Specific River Species
For a listing of specific rivers in West Africa and the fish that thrive in them, a compilation of listings can be found on Biotope Aquaria. The estuaries and further into the river's center lies a world of various fish species in West Africa. Like other rivers and estuaries around the world, they are falling prey to environmental changes and dangers. Studies and protection programs are in place to alleviate the problems that face the destruction of rivers in this region.
Saving aquatic life in the rivers would ensure the safety of species such as the African Manatee, one of the four species of sirenians that is the least studied. The manatees live along coastlines, however are also found in fresh water systems. From the Senegal River to the southern Kwanza River in Angola, including areas of Gambia, Liberia, Guinea-Bissau, Guinea, Sierra Leone, Cote d’lvoire, Ghana, Mali, Nigeria, Cameroon, Gabon, Republic of the Congo and the Democratic Republic of the Congo.
Manatees of West Africa will occasionally fall prey to crocodiles and sharks, although the biggest threat of diminishing numbers of this beautiful animal is from mankind. Poaching, their habitat loss due to construction and destruction, and various environmental impacts are decreasing the numbers of the rarely studied creature.
The vegetarian manatee can grow to 14 feet, 9 inches in length and can weigh up to 790 pounds in adulthood. Manatees rely on the vegetation that is on the surface, or barely beneath the surface. Overhanging growth of plants from the banks of rivers make a perfect meal for manatees. In Sierra Leone, manatee tales of theft of fishes from nets and the consumption of rice in huge amounts lend hand to the “pest" title of the manatee. Shell remnants of mollusks have been found in the stomachs of manatees in the Senegal and Gambia areas.
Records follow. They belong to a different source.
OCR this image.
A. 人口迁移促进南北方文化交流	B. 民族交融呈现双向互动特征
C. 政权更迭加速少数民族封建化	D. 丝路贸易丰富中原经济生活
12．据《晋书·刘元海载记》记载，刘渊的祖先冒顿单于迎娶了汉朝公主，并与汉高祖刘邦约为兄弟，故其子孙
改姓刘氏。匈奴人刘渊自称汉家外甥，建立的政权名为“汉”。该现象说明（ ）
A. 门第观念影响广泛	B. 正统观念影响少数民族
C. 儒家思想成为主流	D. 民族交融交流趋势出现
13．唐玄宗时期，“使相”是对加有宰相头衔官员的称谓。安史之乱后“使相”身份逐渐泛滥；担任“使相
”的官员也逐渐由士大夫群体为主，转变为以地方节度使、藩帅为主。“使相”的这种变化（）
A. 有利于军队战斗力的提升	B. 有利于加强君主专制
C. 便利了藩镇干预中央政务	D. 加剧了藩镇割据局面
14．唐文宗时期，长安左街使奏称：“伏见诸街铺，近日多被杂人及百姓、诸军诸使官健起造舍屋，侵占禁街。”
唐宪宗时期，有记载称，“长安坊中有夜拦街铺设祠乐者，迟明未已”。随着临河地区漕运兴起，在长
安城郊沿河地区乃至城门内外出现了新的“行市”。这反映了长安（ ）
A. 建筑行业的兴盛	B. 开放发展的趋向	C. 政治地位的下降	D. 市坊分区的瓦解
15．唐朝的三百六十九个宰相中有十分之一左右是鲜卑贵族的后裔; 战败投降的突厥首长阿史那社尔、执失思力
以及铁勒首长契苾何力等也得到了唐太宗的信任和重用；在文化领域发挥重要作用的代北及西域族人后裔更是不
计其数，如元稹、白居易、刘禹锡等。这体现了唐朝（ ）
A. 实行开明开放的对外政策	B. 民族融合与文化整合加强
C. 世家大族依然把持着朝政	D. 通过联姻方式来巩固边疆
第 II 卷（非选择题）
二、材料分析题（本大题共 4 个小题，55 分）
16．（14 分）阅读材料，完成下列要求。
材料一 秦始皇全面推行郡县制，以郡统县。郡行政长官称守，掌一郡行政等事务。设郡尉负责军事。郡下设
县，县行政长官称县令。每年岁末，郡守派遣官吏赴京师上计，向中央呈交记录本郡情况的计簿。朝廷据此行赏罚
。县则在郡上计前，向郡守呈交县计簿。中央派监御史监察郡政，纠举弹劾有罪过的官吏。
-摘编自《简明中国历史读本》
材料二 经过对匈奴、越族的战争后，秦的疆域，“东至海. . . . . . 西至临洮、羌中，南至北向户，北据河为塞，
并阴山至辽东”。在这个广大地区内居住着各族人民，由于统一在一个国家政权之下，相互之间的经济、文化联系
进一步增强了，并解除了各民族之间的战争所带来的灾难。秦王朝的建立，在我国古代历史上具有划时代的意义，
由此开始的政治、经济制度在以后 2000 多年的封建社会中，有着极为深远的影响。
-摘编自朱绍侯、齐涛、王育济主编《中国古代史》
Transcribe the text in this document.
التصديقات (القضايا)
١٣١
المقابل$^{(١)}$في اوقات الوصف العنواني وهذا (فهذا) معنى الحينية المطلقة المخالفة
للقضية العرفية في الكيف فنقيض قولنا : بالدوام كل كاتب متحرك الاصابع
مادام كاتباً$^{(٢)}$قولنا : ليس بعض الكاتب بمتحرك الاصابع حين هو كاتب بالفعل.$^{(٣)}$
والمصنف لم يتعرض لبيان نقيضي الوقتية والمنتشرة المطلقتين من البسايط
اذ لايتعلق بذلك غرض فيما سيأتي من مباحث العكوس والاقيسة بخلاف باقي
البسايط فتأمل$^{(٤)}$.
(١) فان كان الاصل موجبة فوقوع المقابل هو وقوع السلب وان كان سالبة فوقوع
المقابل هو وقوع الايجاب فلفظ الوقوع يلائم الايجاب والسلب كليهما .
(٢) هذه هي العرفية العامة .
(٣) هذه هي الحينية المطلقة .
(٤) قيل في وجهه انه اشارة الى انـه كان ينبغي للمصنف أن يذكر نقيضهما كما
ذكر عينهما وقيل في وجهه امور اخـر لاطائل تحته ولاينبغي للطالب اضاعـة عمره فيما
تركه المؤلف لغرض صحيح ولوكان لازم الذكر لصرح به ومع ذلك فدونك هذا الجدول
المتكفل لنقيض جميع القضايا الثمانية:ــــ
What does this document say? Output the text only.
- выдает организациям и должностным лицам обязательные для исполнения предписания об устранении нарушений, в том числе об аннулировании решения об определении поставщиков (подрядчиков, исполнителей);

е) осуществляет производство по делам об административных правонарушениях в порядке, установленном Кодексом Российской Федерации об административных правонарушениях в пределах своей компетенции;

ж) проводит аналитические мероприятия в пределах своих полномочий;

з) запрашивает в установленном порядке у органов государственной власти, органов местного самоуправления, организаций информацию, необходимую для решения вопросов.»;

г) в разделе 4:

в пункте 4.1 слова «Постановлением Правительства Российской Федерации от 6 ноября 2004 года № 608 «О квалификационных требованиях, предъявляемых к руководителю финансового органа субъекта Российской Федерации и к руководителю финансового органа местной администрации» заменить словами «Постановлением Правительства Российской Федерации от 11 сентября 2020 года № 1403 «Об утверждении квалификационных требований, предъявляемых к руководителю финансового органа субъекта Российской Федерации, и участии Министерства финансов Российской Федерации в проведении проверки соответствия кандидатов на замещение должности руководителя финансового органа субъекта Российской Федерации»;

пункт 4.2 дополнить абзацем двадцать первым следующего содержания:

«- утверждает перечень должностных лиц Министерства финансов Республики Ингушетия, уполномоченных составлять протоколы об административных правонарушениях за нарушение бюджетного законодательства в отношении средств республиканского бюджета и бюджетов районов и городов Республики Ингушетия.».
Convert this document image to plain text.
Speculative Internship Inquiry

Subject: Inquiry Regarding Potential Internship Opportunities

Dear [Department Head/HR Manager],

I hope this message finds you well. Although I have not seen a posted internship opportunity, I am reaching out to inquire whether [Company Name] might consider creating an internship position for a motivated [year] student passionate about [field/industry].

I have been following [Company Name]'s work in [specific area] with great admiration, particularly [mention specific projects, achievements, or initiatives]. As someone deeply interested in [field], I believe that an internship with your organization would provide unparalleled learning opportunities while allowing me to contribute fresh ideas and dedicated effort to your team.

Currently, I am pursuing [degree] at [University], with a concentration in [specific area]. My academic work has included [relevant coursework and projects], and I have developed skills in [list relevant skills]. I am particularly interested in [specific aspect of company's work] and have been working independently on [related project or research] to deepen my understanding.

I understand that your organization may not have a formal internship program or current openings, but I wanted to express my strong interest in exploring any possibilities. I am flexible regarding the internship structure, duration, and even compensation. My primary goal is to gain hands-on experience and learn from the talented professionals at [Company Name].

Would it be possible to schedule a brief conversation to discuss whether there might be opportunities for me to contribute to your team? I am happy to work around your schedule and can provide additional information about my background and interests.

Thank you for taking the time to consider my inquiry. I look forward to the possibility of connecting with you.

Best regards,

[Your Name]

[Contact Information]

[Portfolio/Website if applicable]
Hanging out in the coastal areas, estuarine lagoons, in large rivers that are brackish and freshwater, lakes and the farthest reaches of rivers above cataracts, the West African manatee population depends mostly upon the vegetation levels of the region.
Manatees feed mostly in the night, traveling to and from various feeding spots during the late afternoon or night. Resting during the day, manatees find water that is only about 3 to 6 feet deep to take their naps. Creating very little water disturbance while swimming, the manatee remains one of the quietest of aquatic life in the rivers of the region.
With very little knowledge about the manatee, the breeding periods of the mammal are unknown, however one calf is born each period. The shallow lagoons are the perfect birthing area. Manatees are usually solitary. Mothers and calves are the primary socialization, however they are found resting in pairs or up to six periodically.